Artists Sue Universal Music Group Over Losses in 2008 Fire

A group of high-profile pop musicians and estates sued the Universal Music Group on Friday over a 2008 fire that destroyed thousands of archived recordings but, according to the lawsuit, was never disclosed to the artists.

The suit was filed in Los Angeles by the rock bands Soundgarden and Hole, the singer-songwriter Steve Earle and the estates of Tom Petty and Tupac Shakur.
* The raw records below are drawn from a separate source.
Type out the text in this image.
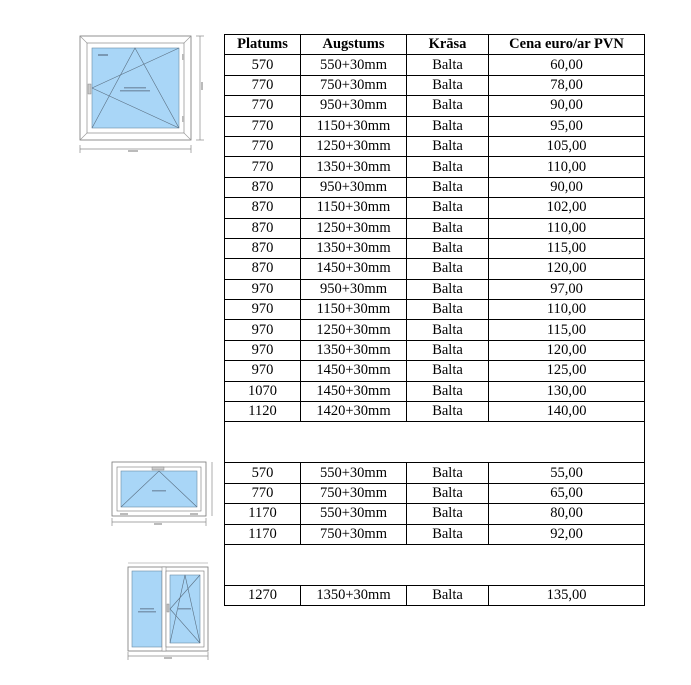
Platums	Augstums	Krāsa	Cena euro/ar PVN
570	550+30mm	Balta	60,00
770	750+30mm	Balta	78,00
770	950+30mm	Balta	90,00
770	1150+30mm	Balta	95,00
770	1250+30mm	Balta	105,00
770	1350+30mm	Balta	110,00
870	950+30mm	Balta	90,00
870	1150+30mm	Balta	102,00
870	1250+30mm	Balta	110,00
870	1350+30mm	Balta	115,00
870	1450+30mm	Balta	120,00
970	950+30mm	Balta	97,00
970	1150+30mm	Balta	110,00
970	1250+30mm	Balta	115,00
970	1350+30mm	Balta	120,00
970	1450+30mm	Balta	125,00
1070	1450+30mm	Balta	130,00
1120	1420+30mm	Balta	140,00

570	550+30mm	Balta	55,00
770	750+30mm	Balta	65,00
1170	550+30mm	Balta	80,00
1170	750+30mm	Balta	92,00

1270	1350+30mm	Balta	135,00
It is the first legal fallout from a New York Times Magazine investigation that found that the fire, at a back-lot warehouse at Universal Studios Hollywood, had destroyed over 100,000 audio recordings that contained as many as 500,000 songs.

According to the article, published this month, the lost assets included many master tapes — the original recordings from which albums and singles are made — by some of the most famous names in music history, from Ray Charles, Chuck Berry and Elton John to the Police, Nirvana and the Roots.

The suit accuses Universal, the biggest record company in the world, of breaching its contracts with artists by failing to properly protect the tapes. It also argues that Universal had a duty to share any income received as settlements from the fire, including an insurance payment and a legal settlement from NBCUniversal, the parent company of Universal Studios at the time. The claim seeks damages in excess of $100 million.

“UMG concealed its massive recovery from plaintiffs,” the suit says, “apparently hoping it could keep it all to itself by burying the truth in sealed court filings and a confidential settlement agreement.”

Universal declined to comment Friday on the lawsuit.

The suit, filed in Federal District Court, seeks class-action status. Lawyers and representatives of other acts said in interviews that they had spent much of the past week trying to ascertain whether any of their material was lost in the fire, and weighing joining the class action or filing their own suits.

In responses to the Times investigation, Universal has disputed the severity of the losses and said the article had “numerous inaccuracies, misleading statements, contradictions and fundamental misunderstandings of the scope of the incident and affected assets.”

Lucian Grainge, Universal’s chairman and chief executive since 2011, has said that “we owe our artists transparency” about the fire.

Universal is owned by Vivendi, the French media conglomerate, which has been looking to sell up to 50 percent of the record company; estimates of Universal’s value have gone as high as $33 billion. This week, Arnaud de Puyfontaine, Vivendi’s chief executive, dismissed concerns about the fire as “just noise.”